On Thu, Mar 02, 2006 at 02:39:42PM -0600, Dustin Kirkland wrote:
I'm in-lining a simple patch that solves memory leak and collects
the
required information. Rather than calling audit_ipc_context() which
allocates memory and returns a char * which was being lost, ipcperms()
instead calls audit_ipc_perms(), which wraps audit_ipc_context() thereby
storing the context in an auxiliary IPC audit record. This happens
each and every time ipcperms() is called.
Note that the first argument of audit_ipc_perms() is qbytes, which I've
zero'd out inside of ipcperms() as that information is not available
within the scope of the ipcperms() function. Is that ok?
The collected values qbytes, uid, gid, and mode represent the settings
that the user is requesting to write for the IPC object in an IPC_SET
operation, not the values of the current settings. So in ipcperms()

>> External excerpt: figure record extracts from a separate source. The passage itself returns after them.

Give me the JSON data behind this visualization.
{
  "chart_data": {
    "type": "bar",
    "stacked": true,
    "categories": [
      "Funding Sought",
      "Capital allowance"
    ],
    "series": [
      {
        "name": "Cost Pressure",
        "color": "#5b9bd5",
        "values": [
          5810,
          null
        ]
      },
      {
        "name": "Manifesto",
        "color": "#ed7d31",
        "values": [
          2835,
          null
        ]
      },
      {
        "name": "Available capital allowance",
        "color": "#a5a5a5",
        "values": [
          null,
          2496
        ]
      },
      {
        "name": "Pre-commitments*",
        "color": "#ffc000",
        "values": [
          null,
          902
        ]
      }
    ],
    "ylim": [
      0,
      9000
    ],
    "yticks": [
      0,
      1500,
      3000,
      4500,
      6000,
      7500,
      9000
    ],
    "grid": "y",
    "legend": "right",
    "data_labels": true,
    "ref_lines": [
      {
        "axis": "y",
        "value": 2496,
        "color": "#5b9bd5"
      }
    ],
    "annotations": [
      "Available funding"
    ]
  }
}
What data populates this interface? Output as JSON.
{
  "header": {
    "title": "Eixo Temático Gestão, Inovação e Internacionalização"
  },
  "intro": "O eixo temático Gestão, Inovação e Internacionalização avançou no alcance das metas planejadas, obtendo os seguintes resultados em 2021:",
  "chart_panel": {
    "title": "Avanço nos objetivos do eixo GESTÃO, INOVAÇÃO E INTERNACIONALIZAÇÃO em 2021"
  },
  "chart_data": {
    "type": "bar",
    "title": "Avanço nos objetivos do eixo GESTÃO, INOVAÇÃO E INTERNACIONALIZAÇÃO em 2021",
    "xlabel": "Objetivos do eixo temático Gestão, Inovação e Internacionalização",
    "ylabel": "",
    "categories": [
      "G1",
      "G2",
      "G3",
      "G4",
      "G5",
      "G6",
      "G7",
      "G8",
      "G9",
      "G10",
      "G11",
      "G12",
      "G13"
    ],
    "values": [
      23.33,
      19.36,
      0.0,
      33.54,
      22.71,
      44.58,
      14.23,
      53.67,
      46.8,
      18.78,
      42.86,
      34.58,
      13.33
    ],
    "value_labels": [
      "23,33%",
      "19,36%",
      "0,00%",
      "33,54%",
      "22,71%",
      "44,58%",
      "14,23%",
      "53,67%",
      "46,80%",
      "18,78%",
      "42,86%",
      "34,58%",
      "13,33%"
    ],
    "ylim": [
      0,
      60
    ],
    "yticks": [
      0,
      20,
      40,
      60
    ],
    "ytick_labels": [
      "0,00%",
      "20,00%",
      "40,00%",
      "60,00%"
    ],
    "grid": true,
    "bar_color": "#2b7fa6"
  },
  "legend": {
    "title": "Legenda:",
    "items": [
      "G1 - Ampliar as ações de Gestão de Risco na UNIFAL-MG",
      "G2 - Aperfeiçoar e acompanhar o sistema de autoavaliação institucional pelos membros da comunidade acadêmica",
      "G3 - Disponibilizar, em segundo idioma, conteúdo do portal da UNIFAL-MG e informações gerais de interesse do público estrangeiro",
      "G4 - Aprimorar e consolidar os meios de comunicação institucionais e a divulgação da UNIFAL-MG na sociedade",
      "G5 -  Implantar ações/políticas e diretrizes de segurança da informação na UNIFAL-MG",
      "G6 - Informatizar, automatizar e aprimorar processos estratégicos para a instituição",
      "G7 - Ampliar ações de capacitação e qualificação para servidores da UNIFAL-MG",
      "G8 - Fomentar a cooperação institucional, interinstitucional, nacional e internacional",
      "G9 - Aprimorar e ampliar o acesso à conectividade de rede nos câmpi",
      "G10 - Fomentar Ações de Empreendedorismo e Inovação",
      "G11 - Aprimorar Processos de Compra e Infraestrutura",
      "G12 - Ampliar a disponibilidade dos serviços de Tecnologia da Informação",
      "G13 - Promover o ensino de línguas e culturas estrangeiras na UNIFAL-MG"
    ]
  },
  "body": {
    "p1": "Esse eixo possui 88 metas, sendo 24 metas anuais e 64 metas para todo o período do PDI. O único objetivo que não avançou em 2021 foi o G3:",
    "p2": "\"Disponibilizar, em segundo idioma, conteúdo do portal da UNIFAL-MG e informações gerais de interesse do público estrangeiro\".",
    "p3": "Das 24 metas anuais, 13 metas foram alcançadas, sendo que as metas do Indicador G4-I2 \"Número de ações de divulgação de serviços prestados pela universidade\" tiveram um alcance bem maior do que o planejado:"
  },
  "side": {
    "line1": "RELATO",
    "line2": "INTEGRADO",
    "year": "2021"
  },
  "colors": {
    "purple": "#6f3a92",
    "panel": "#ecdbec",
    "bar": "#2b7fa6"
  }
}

you need to pass an invalid value for all four of those parameters. I
believe 0 is a valid setting for all of them, so you'll need a
different value.
On that note, you may also want to change the name audit_ipc_perms()
to reflect the fact that you are no longer gathering only the
requested perm settings, but object labels as well. E.g., audit_ipc()
is a more general name and would follow the other interfaces doing
similar things: audit_socketcall(), audit_sockaddr(), etc.